UBC Theses and Dissertations
A cellar tropic : elision and the marijuana worker McCann, Clayton
The marijuana worker is absent from public discourse. The following thesis will illustrate this fact. While it is indeed difficult to collect data on illicit industries like (non-medical) marijuana production, it is curious that the default representation of marijuana workers and their employers or, for the purposes of this context, growers, is either that of a gang member or an invisible, non-subject. Ongoing, radical changes in marijuana production social labour and the surrounding socio-legal environment in Canada, the United States and beyond have wide-ranging effects in store for British Columbian industry workers and growers.

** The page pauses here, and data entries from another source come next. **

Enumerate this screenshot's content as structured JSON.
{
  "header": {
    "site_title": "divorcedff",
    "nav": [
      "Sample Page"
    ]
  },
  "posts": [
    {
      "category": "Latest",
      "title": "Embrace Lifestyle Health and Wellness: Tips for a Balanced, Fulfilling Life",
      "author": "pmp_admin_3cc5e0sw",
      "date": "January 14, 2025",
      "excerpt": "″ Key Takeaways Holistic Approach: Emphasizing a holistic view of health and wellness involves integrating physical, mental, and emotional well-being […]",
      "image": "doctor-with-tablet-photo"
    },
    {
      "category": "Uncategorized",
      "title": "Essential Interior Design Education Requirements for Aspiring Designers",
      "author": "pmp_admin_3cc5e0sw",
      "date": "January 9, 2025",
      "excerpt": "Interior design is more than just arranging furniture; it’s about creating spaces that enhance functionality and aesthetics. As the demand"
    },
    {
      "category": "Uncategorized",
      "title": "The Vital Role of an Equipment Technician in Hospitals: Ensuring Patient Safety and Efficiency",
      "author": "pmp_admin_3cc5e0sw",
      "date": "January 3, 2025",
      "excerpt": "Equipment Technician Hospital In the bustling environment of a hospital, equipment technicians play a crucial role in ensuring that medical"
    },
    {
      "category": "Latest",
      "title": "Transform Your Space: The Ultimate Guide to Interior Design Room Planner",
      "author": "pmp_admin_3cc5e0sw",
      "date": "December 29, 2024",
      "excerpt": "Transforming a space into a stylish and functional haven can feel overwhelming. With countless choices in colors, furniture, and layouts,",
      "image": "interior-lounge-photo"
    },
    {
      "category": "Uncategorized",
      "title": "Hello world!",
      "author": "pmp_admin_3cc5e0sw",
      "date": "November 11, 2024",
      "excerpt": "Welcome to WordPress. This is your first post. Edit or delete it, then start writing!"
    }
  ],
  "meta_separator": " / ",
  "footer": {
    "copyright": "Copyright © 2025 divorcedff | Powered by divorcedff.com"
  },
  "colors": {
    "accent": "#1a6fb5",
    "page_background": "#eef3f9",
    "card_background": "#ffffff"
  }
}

Tracking relevant discourse and assessing typical representations of marijuana growers and workers in media and popular culture products reveal the ongoing construction of abject identities: malingering medical clients employing natural remedies of questionable efficacy, violent gangsters, community-destroying hooligans, and exoticized products of alterity, the hyper-racialized ethnic other. Extended periods of participant observation in multiple marijuana production sectors familiarize the ethnographer with an altogether different cast of characters: peaceful men and women working full or part time as entrepreneurial owner/operators or workers struggling to favorably balance the risk/reward ratio. The project of comparing the resulting divergent representations and discourse⎯the armed Hell’s Angels grower you meet in the newspaper versus the single mom grower you find in her garden⎯is important as nascent structural changes threaten this occupational category in both the illicit and legal sectors. Creative re-representations found throughout are a result of participant observation-based autobiography and autoethnography methods, intended to contribute to new understandings of these hidden peoples, their life-ways and communities.